Grand comme trois fois la France et regorgeant de matières premières, le Xinjiang (ou Turkestan oriental) est une pièce maîtresse du projet stratégique chinois des Nouvelles Routes de la soie. Un immense plan d’expansion industrielle y est mené tambour battant, et des usines sortent de terre par dizaines, notamment dans le secteur textile. Les entreprises de la région de Canton se délocalisent dans ce far-west pour profiter d’un coût du travail inférieur et de la proximité des champs de coton. Car le textile est un secteur clé pour le géant économique chinois. En 2018, la production de coton brut, de fil, de tissu et de vêtements, représentait près de 10 % de la valeur totale des exportations chinoises. Un des buts principaux de ce système, piloté au sommet du Parti-Etat depuis l’arrivée de Xi Jinping au pouvoir, est de réduire les coûts pour rester compétitif sur le marché mondial. La hausse des salaires en Chine, le prix du transport des travailleurs saisonniers, conjugués à une diminution des aides publiques au secteur depuis 2013, avaient rendu le coton chinois cueilli à la main plus cher que le coton mécanisé américain. La Chine a entrepris d’accélérer la mécanisation, notamment en subventionnant l’achat de machines. Mais la mécanisation ne dépasse pas les 20 % dans le sud de la région. De plus, les surfaces agricoles dédiées au coton ne cessent d’augmenter. Ce qui fait que, en 2019, 70 % du coton produit au Xinjiang était encore cueilli à la main. Rien que dans les préfectures d’Aksu, Hotan et Kashgar, la tâche a mobilisé 570 000 personnes en 2018.

 

Quotas

Le recours massif à des formations collectives organisées de manière militaire, avec chants nationalistes obligatoires, et les transferts de travailleurs locaux permettent aussi de répondre aux objectifs politiques de suppression de (l’extrême) pauvreté fixés par Xi Jinping. Au 31 décembre, plus aucun Chinois ne doit gagner moins de 510 euros par an. Or les activités paysannes ou le petit commerce génèrent un revenu informel impossible à quantifier. Pour remplir leurs quotas, les fonctionnaires locaux, qui subissent une énorme pression sous forme de promesses de primes et menaces de punitions, ont tout intérêt à envoyer les habitants de leur district gagner un salaire, même faible (estimé autour de 100 euros mensuels), durant la récolte. A partir de 2014, le Xinjiang a dépêché chaque année 350 000 cadres dans les villages pour mener à bien la lutte contre la pauvreté. Et lorsque des récalcitrants rechignent à abandonner leur famille, leur maison ou leurs bêtes, les fonctionnaires assurent que l’Etat «prendra soin des enfants et des personnes âgés» qui seront laissés seuls.
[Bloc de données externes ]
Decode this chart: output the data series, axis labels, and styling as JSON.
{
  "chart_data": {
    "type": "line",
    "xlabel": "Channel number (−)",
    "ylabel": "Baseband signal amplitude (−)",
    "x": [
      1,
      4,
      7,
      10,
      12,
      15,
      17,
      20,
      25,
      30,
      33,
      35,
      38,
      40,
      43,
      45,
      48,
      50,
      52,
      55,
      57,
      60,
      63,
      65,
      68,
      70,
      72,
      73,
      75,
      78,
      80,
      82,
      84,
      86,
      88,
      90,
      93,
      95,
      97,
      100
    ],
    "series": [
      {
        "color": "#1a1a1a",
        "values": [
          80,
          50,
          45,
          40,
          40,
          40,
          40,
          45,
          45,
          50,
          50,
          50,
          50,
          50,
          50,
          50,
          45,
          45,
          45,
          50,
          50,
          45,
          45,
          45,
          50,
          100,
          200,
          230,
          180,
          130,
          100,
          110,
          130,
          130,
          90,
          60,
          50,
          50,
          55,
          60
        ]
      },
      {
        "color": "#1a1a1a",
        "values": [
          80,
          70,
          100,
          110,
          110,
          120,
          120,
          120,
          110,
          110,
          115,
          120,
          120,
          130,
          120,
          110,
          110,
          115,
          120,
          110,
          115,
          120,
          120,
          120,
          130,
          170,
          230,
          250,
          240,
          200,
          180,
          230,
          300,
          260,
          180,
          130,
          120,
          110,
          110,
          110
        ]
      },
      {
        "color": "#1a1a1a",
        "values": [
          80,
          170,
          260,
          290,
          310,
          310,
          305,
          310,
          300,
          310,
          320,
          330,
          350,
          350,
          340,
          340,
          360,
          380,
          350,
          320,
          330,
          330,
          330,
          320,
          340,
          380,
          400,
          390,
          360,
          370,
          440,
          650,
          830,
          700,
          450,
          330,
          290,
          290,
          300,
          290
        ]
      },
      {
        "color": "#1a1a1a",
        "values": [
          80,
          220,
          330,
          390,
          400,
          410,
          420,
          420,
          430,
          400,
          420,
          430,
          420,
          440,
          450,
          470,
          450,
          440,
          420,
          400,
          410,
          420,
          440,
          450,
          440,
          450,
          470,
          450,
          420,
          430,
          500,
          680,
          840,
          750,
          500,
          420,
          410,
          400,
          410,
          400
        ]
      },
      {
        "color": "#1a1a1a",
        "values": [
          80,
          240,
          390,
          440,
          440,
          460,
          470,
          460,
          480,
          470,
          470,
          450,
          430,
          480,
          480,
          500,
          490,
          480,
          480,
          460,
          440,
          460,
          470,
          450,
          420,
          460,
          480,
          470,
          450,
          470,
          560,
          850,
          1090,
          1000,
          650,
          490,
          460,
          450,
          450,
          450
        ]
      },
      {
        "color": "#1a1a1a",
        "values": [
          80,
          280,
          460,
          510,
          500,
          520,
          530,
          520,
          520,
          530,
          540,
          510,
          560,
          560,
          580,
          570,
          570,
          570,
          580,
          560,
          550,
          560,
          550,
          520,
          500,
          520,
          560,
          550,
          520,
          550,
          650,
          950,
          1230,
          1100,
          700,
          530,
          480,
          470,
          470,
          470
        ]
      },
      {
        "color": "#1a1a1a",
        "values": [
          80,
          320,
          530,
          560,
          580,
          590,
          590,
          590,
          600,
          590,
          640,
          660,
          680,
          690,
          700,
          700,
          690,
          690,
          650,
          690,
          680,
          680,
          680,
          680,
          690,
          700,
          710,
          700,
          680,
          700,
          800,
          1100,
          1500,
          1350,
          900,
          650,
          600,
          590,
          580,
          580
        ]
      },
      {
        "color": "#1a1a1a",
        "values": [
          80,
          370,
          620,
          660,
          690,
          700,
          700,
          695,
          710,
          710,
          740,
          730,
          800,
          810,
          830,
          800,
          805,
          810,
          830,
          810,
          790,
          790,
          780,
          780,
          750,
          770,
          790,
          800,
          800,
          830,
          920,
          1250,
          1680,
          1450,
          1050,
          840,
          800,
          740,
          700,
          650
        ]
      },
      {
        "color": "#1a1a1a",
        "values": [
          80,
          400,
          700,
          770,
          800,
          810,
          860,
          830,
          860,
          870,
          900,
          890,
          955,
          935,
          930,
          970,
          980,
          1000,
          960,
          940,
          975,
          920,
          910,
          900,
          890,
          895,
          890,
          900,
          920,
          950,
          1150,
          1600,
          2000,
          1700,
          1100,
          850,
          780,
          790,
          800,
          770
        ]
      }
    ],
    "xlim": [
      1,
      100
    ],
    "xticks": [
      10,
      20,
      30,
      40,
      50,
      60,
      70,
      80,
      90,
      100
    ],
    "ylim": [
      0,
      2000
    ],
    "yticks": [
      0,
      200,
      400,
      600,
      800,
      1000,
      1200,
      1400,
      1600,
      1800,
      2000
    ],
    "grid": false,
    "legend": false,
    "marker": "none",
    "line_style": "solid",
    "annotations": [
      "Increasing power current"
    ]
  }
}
En 2018, le canton de Karakax a dépêché 54 000 habitants pour ramasser du coton dans d’autres régions. Soit 15,7 % des adultes âgés de 18 à 59 ans. La même année, la préfecture de Hotan, peuplée d’environ 2 millions d’habitants, a fourni à elle seule 25 000 ramasseurs dans la préfecture de Bayingol, située à 950 km. Même les zones agricoles qui utilisent largement des machines nécessitent toujours beaucoup de main-d’œuvre manuelle. Cet automne, la préfecture d’Aksu a envoyé 146 000 cueilleurs sur les terres gérées par le XPCC, pourtant mécanisées à 83 %. De rares photographies, prises par la presse locale ou publiées par la propagande, montrent des travailleurs impeccablement alignés sur des quais de gare, vêtus à l’identique de la tête aux pieds. Parfois, ils portent tous la même fleur au revers de leur bleu de travail, des valises identiques ou lèvent le poing dans une chorégraphie parfaite.

Le rapport précise que le travail forcé dans les champs concerne la main-d’œuvre locale, mais aussi extérieure à la région, notamment des prisonniers fréquemment assignés au ramassage du coton par le XPCC. Et que même en tenant compte des travailleurs venus de leur plein gré s’assurer un revenu sur quelques semaines, l’auteur, Adrian Zenz, affirme que la cueillette du coton au Xinjiang emploie au moins 500 000 travailleurs forcés. Le rapport conclut : «Les entreprises devraient se voir demander d’enquêter sérieusement sur le rôle tenu par le coton chinois dans leur chaîne de production, même si celle-ci se trouve en dehors de Chine.»